As a special holiday season treat for our loyal Kona coffee customers, we were able to hunt down and secure a limited amount of 100% certified Kona Peaberry. Buy now while supplies last!

Kaua’i Cigar Company News

Makaleha Cigars are featured at Martin & MacArthur stores in Hawaii.

On a more positive note, Kaua’i-grown cigars are making their way all across the Hawaiian Islands. Martin & MacArthur now carries the Makaleha cigars in all ten of its stores in the state, and nine Times Supermarkets locations are selling the Hawaiian Vintage and Island Prince lines, a great locally grown product for residents and visitors. Adding to the roll of new retailers is Roberta Oaks on O’ahu, which is also selling the Island Prince cigars. While Roberta Oaks is a locally made women’s fashion boutique, the owner decided to offer something special for her customers.

We are happy to announce the release of our limited edition versions of the Hawaiian Vintage Series, Makaleha and Island Prince. These cigars, available in Momona size only, are made in Hawai’i, with tobacco grown in Hawai’i. Our newest torcedora (master cigar roller), Nancie Bean, will be rolling these cigars both at the farm in Kapa’a and at upcoming events on Kaua’i, O’ahu, Maui and the Big Island. To learn more about upcoming events and to purchase cigars, visit www.kauaicigar.com

Speaking of events, mark February 8-10, 2013 on your calendars for the first annual Cigar Festival, on O’ahu. The Hawaii Cigar Association’s stellar event features a gala dinner at the Royal Hawaiian Hotel on Sunday, February 10. The night will include a silent auction benefiting members of the military injured in combat. Special guests include top names in cigar manufacturing such as Pepin Garcia from MY FATHER, Robert Levin from ASHTON, Pete Johnson from TATUAJE, Rocky Patel from ROCKY PATEL CIGARS and Les Drent, farmer and owner of the KAUAI CIGAR COMPANY. A special tribute to the cigar industry in Hawai’i past, present and future will shed light on the rich history of cigars in the Islands.
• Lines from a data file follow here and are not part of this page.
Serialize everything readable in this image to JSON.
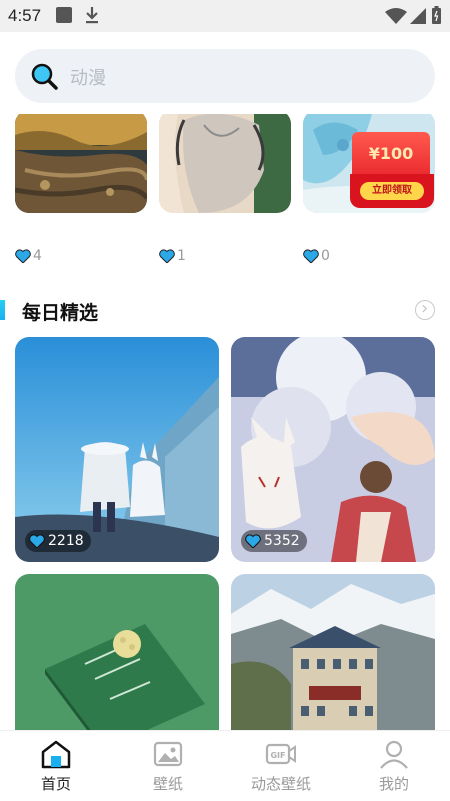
{
  "status_bar": {
    "time": "4:57"
  },
  "search": {
    "placeholder": "动漫"
  },
  "top_row": {
    "items": [
      {
        "likes": "4"
      },
      {
        "likes": "1"
      },
      {
        "likes": "0"
      }
    ],
    "promo": {
      "amount": "¥100",
      "button": "立即领取"
    }
  },
  "section": {
    "title": "每日精选"
  },
  "featured": [
    {
      "likes": "2218"
    },
    {
      "likes": "5352"
    }
  ],
  "tabbar": {
    "items": [
      {
        "label": "首页"
      },
      {
        "label": "壁纸"
      },
      {
        "label": "动态壁纸"
      },
      {
        "label": "我的"
      }
    ]
  },
  "colors": {
    "accent": "#1ab0f0",
    "heart": "#2aa8e8",
    "inactive": "#9a9a9a"
  }
}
To purchase tickets or for more information, visit www.hawaiicigarassociation.org/festival2013

Kaua’i Cigar Company leads the push for a tax cap

Kaua’i Cigar Company is working with the state to fight the 50 percent tax on tobacco, which is crippling small businesses and local farmers growing tobacco for premium cigars. At issue is the fact that premium cigars are being lumped in with other tobacco products, like the flavored brands aimed at youth. We’re working to create a separation between these two very different categories of tobacco product. Kaua’i Cigar grows, manufactures and wholesales premium tobacco in Hawai’i, and we are being punished with exorbitant taxes on our product because we fall under the “tobacco product” umbrella. We are working to reduce these taxes so we can offer a better price to our customers. For more information on this issue or to sign the petition, visit www.hawaiicigarassociation.org.

New faces on the farm

Nancie Bean is now our torcedora for Kaua’i Cigar Company. Nancie began over a year ago as a stringer on the weekends and soon delved deeper into harvesting and the larger cigar industry. In July she traveled to Nicaragua and immersed herself among experts for eight weeks to learn the cigar-making process and the art of rolling. She held her first cigar-rolling event at Koloa Rum Company in September and will be at the festival in February as well as other future events.

Elaine Dalistan has joined the team as our event coordinator and O’ahu sales representative. She was born in the Philippines and grew up on the North shore of O’ahu. Elaine has long been a cigar enthusiast and recently started a business called Cigar Bar Hawaii, a mobile cigar bar that provides cigars for private events such as weddings, golf tournaments, lu’au and more. She also has a background hosting cigar events on O’ahu. In her spare time she likes spending time with her son, painting and of course enjoying a fine cigar.